Morse Watchmans key management systems feature software that enables the user to set up all these and many other types of custom reports, which can run and be delivered automatically to management on a regular basis. The robust reporting system will also greatly assist the casino in tracking and improving processes, assure employee honesty and minimize security risks. Auditors can be given access only to print reports, without access to key sets.

Additionally, robust SMS text messaging and emailing allows for the key set user or select management to automatically receive alerts when specified key sets are removed and/or returned, along with select alarm notifications.

Key management systems in a casino environment can also be set up with customized rules to meet the three-man regulation for sensitive or restricted key sets—usually a drop team member, cage cashier, and security officer. The system can be configured to recognize these sets of keys, and only allow access to them if the three required logins are completed. Additionally, notifications can be set up to alert security personnel via text and email if these keys are being requested, to keep management apprised of when certain keys have been removed or replaced.
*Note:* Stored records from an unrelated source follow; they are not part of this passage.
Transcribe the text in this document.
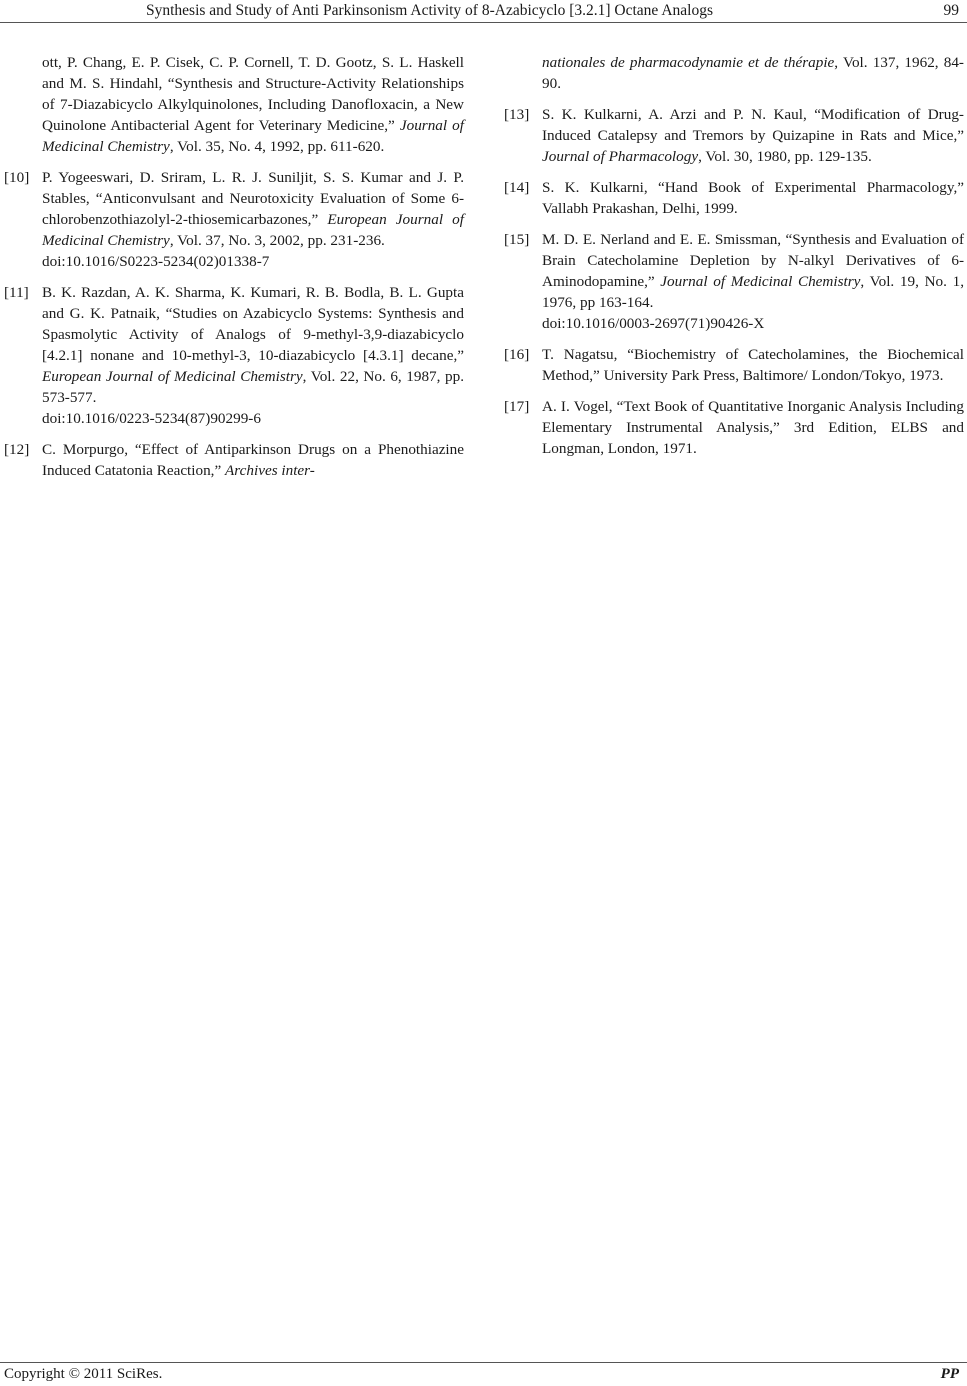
Synthesis and Study of Anti Parkinsonism Activity of 8-Azabicyclo [3.2.1] Octane Analogs	99

ott, P. Chang, E. P. Cisek, C. P. Cornell, T. D. Gootz, S. L. Haskell and M. S. Hindahl, “Synthesis and Structure-Activity Relationships of 7-Diazabicyclo Alkylquinolones, Including Danofloxacin, a New Quinolone Antibacterial Agent for Veterinary Medicine,” Journal of Medicinal Chemistry, Vol. 35, No. 4, 1992, pp. 611-620.

[10] P. Yogeeswari, D. Sriram, L. R. J. Suniljit, S. S. Kumar and J. P. Stables, “Anticonvulsant and Neurotoxicity Evaluation of Some 6-chlorobenzothiazolyl-2-thiosemicarbazones,” European Journal of Medicinal Chemistry, Vol. 37, No. 3, 2002, pp. 231-236.
doi:10.1016/S0223-5234(02)01338-7

[11] B. K. Razdan, A. K. Sharma, K. Kumari, R. B. Bodla, B. L. Gupta and G. K. Patnaik, “Studies on Azabicyclo Systems: Synthesis and Spasmolytic Activity of Analogs of 9-methyl-3,9-diazabicyclo [4.2.1] nonane and 10-methyl-3, 10-diazabicyclo [4.3.1] decane,” European Journal of Medicinal Chemistry, Vol. 22, No. 6, 1987, pp. 573-577.
doi:10.1016/0223-5234(87)90299-6

[12] C. Morpurgo, “Effect of Antiparkinson Drugs on a Phenothiazine Induced Catatonia Reaction,” Archives inter-

nationales de pharmacodynamie et de thérapie, Vol. 137, 1962, 84-90.

[13] S. K. Kulkarni, A. Arzi and P. N. Kaul, “Modification of Drug-Induced Catalepsy and Tremors by Quizapine in Rats and Mice,” Journal of Pharmacology, Vol. 30, 1980, pp. 129-135.

[14] S. K. Kulkarni, “Hand Book of Experimental Pharmacology,” Vallabh Prakashan, Delhi, 1999.

[15] M. D. E. Nerland and E. E. Smissman, “Synthesis and Evaluation of Brain Catecholamine Depletion by N-alkyl Derivatives of 6-Aminodopamine,” Journal of Medicinal Chemistry, Vol. 19, No. 1, 1976, pp 163-164.
doi:10.1016/0003-2697(71)90426-X

[16] T. Nagatsu, “Biochemistry of Catecholamines, the Biochemical Method,” University Park Press, Baltimore/ London/Tokyo, 1973.

[17] A. I. Vogel, “Text Book of Quantitative Inorganic Analysis Including Elementary Instrumental Analysis,” 3rd Edition, ELBS and Longman, London, 1971.

Copyright © 2011 SciRes.	PP
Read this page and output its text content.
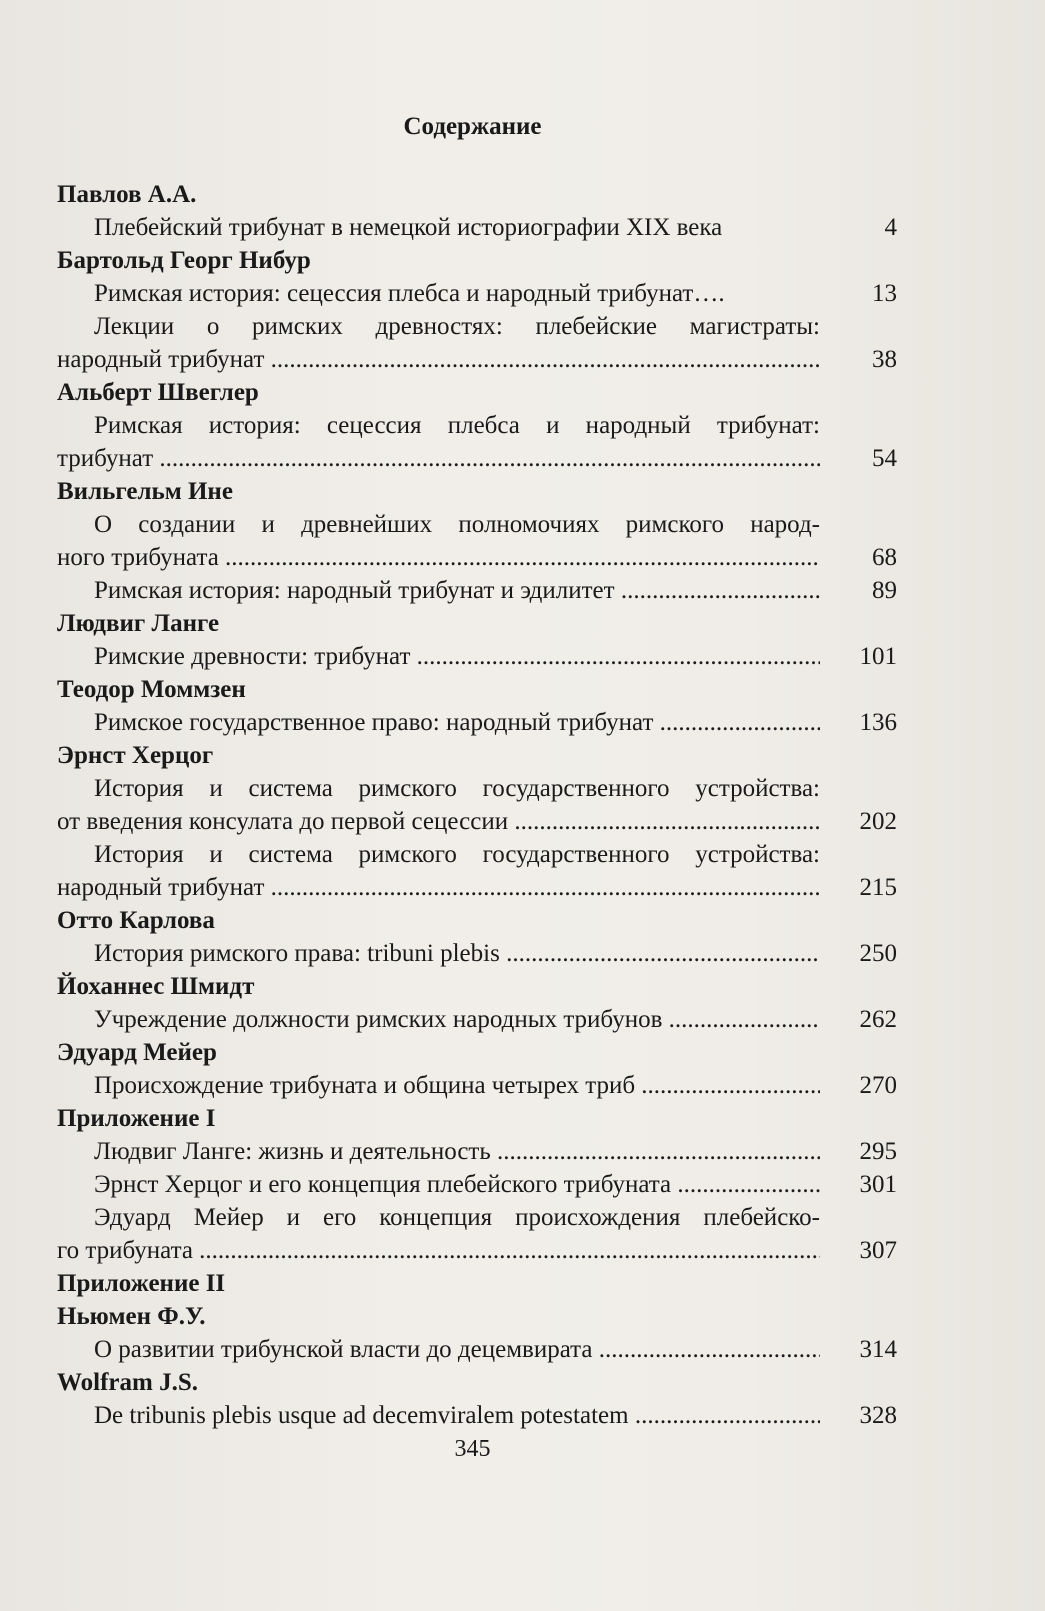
Содержание
Павлов А.А.
Плебейский трибунат в немецкой историографии XIX века	4
Бартольд Георг Нибур
Римская история: сецессия плебса и народный трибунат….	13
Лекции о римских древностях: плебейские магистраты:
народный трибунат .....	38
Альберт Швеглер
Римская история: сецессия плебса и народный трибунат:
трибунат .....	54
Вильгельм Ине
О создании и древнейших полномочиях римского народ-
ного трибуната .....	68
Римская история: народный трибунат и эдилитет .....	89
Людвиг Ланге
Римские древности: трибунат .....	101
Теодор Моммзен
Римское государственное право: народный трибунат .....	136
Эрнст Херцог
История и система римского государственного устройства:
от введения консулата до первой сецессии .....	202
История и система римского государственного устройства:
народный трибунат .....	215
Отто Карлова
История римского права: tribuni plebis .....	250
Йоханнес Шмидт
Учреждение должности римских народных трибунов .....	262
Эдуард Мейер
Происхождение трибуната и община четырех триб .....	270
Приложение I
Людвиг Ланге: жизнь и деятельность .....	295
Эрнст Херцог и его концепция плебейского трибуната .....	301
Эдуард Мейер и его концепция происхождения плебейско-
го трибуната .....	307
Приложение II
Ньюмен Ф.У.
О развитии трибунской власти до децемвирата .....	314
Wolfram J.S.
De tribunis plebis usque ad decemviralem potestatem .....	328
345
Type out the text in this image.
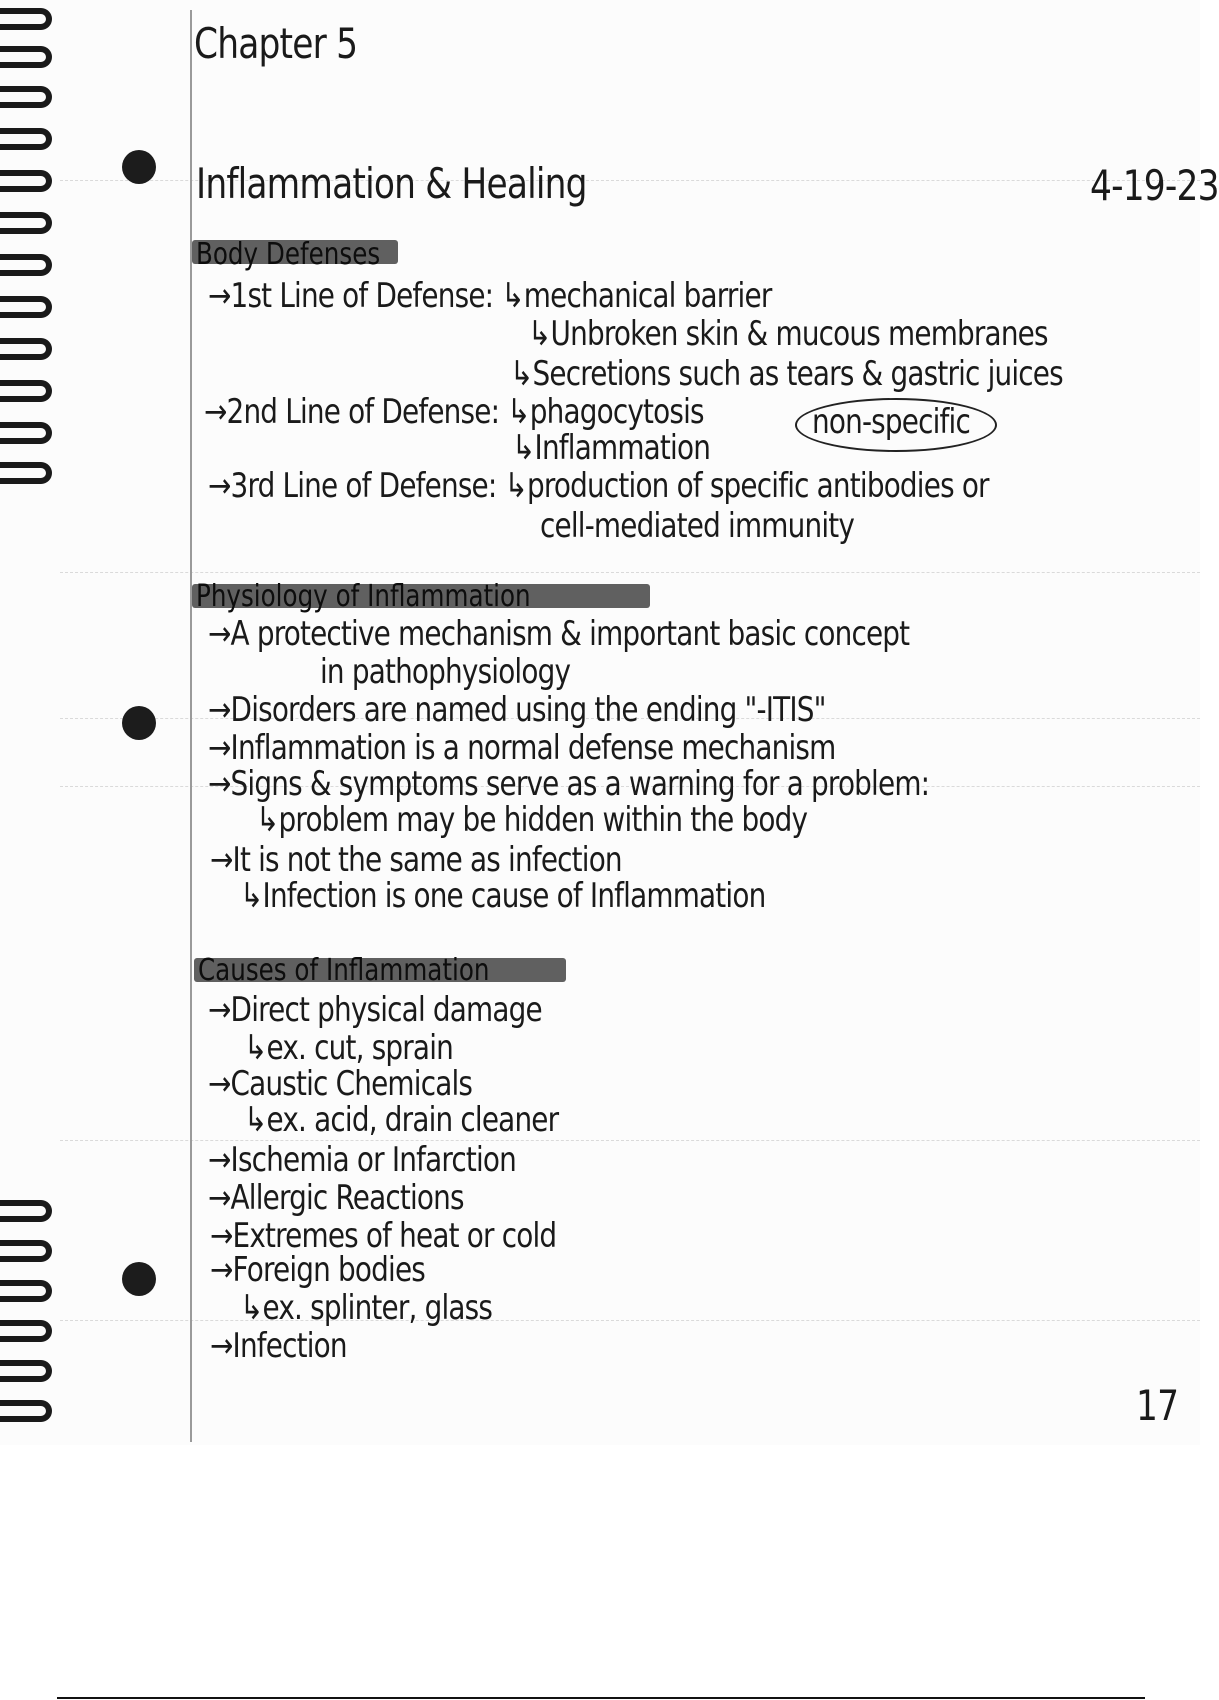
Chapter 5
Inflammation & Healing	4-19-23
Body Defenses
→1st Line of Defense: ↳mechanical barrier
↳Unbroken skin & mucous membranes
↳Secretions such as tears & gastric juices
→2nd Line of Defense: ↳phagocytosis	non-specific
↳Inflammation
→3rd Line of Defense: ↳production of specific antibodies or
cell-mediated immunity
Physiology of Inflammation
→A protective mechanism & important basic concept
in pathophysiology
→Disorders are named using the ending "-ITIS"
→Inflammation is a normal defense mechanism
→Signs & symptoms serve as a warning for a problem:
↳problem may be hidden within the body
→It is not the same as infection
↳Infection is one cause of Inflammation
Causes of Inflammation
→Direct physical damage
↳ex. cut, sprain
→Caustic Chemicals
↳ex. acid, drain cleaner
→Ischemia or Infarction
→Allergic Reactions
→Extremes of heat or cold
→Foreign bodies
↳ex. splinter, glass
→Infection
17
Your Casino’s Fleet: Why You Need a Fleet Management System

Many casinos and gaming facilities have a fleet of vehicles that are used to transport guests and high-profile VIPs to other areas of the property, to guest rooms, to the airport, and other locations. VIPs and guests often rely on this transportation, and view it as part of their overall experience at the casino or gaming facility.

Therefore, casinos need to ensure that all casino vehicles are managed, tracked and maintained. The biggest obstacle to that challenge is often the sheer number of vehicles to manage.

Morse Watchmans KeyWatcher Fleet provides all the tools you need to schedule and track service status for your entire fleet.

For example, using a fleet management system such as KeyWatcher Fleet allows you to set automatic service triggers guarantees that any vehicle will be flagged for service when the time comes. Once the vehicle is taken offline, service techs can be notified that a vehicle requires attention.

Sometimes a problem will arise while a driver is using a vehicle. When this happens, it is imperative that the problem be reported upon return. Use your fleet management system to make this process easy and convenient for drivers, and you will ensure that problems never linger or worsen.

Even more, a fleet management system will allow you to rotate vehicles in and out of service, using a variety of criteria, including lowest mileage; first in, first out; most fuel/charge; priority; and more.

A key management system that is purpose-built and designed for fleet management, such as Morse Watchmans KeyWatcher Fleet, will give your drivers an easy way to request and return keys while also delivering functionality to optimize fleet utilization.